Human in the loop. The trigger suggester doesn't auto-update skills. It suggests. The join registry doesn't auto-create models. It recommends. The system augments human judgment; it doesn't replace it.

One Last Analogy

The whole thing is like a self-improving recipe book. The SQL mining system is a food critic who eats at a thousand restaurants and writes down the most popular dishes (join patterns), flags the ones that made people sick (anti-patterns), and catalogs every ingredient (vocabulary). The ChatOps system is a sous chef who watches the kitchen, notes what went wrong with each dish, learns the shorthand the head chef uses, and suggests new entries for the recipe glossary. Neither replaces the head chef. Both make the kitchen better.

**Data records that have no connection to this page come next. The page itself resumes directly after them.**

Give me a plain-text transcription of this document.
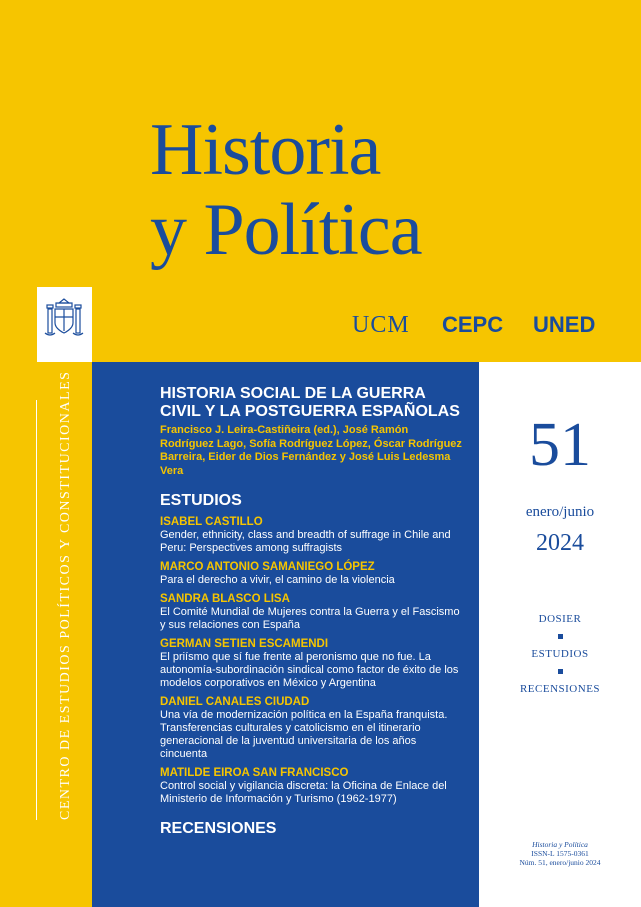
Historia
y Política
UCM CEPC UNED
CENTRO DE ESTUDIOS POLÍTICOS Y CONSTITUCIONALES	HISTORIA SOCIAL DE LA GUERRA CIVIL Y LA POSTGUERRA ESPAÑOLAS

Francisco J. Leira-Castiñeira (ed.), José Ramón Rodríguez Lago, Sofía Rodríguez López, Óscar Rodríguez Barreira, Eider de Dios Fernández y José Luis Ledesma Vera
ESTUDIOS
ISABEL CASTILLO
Gender, ethnicity, class and breadth of suffrage in Chile and Peru: Perspectives among suffragists
MARCO ANTONIO SAMANIEGO LÓPEZ
Para el derecho a vivir, el camino de la violencia
SANDRA BLASCO LISA
El Comité Mundial de Mujeres contra la Guerra y el Fascismo y sus relaciones con España
GERMAN SETIEN ESCAMENDI
El priísmo que sí fue frente al peronismo que no fue. La autonomía-subordinación sindical como factor de éxito de los modelos corporativos en México y Argentina
DANIEL CANALES CIUDAD
Una vía de modernización política en la España franquista. Transferencias culturales y catolicismo en el itinerario generacional de la juventud universitaria de los años cincuenta
MATILDE EIROA SAN FRANCISCO
Control social y vigilancia discreta: la Oficina de Enlace del Ministerio de Información y Turismo (1962-1977)
RECENSIONES
51
enero/junio
2024
DOSIER
ESTUDIOS
RECENSIONES
Historia y Política
ISSN-L 1575-0361
Núm. 51, enero/junio 2024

If you're learning Python and want to build something meaningful with it: this is the kind of project where simple techniques compound into genuine value. You don't need machine learning. You need Counters, dataclasses, a few regexes, and the discipline to make every failure path return something useful.

The code is there to read, all 10,600 lines of it. And now you have the map.

Tools mentioned: sqlglot (SQL parser), Polars (DataFrames), DuckDB (analytics), dataclasses (stdlib), Pydantic (validation).

Built as part of dbt-agent, an AI-powered data engineering system. All code is real production code from the repository.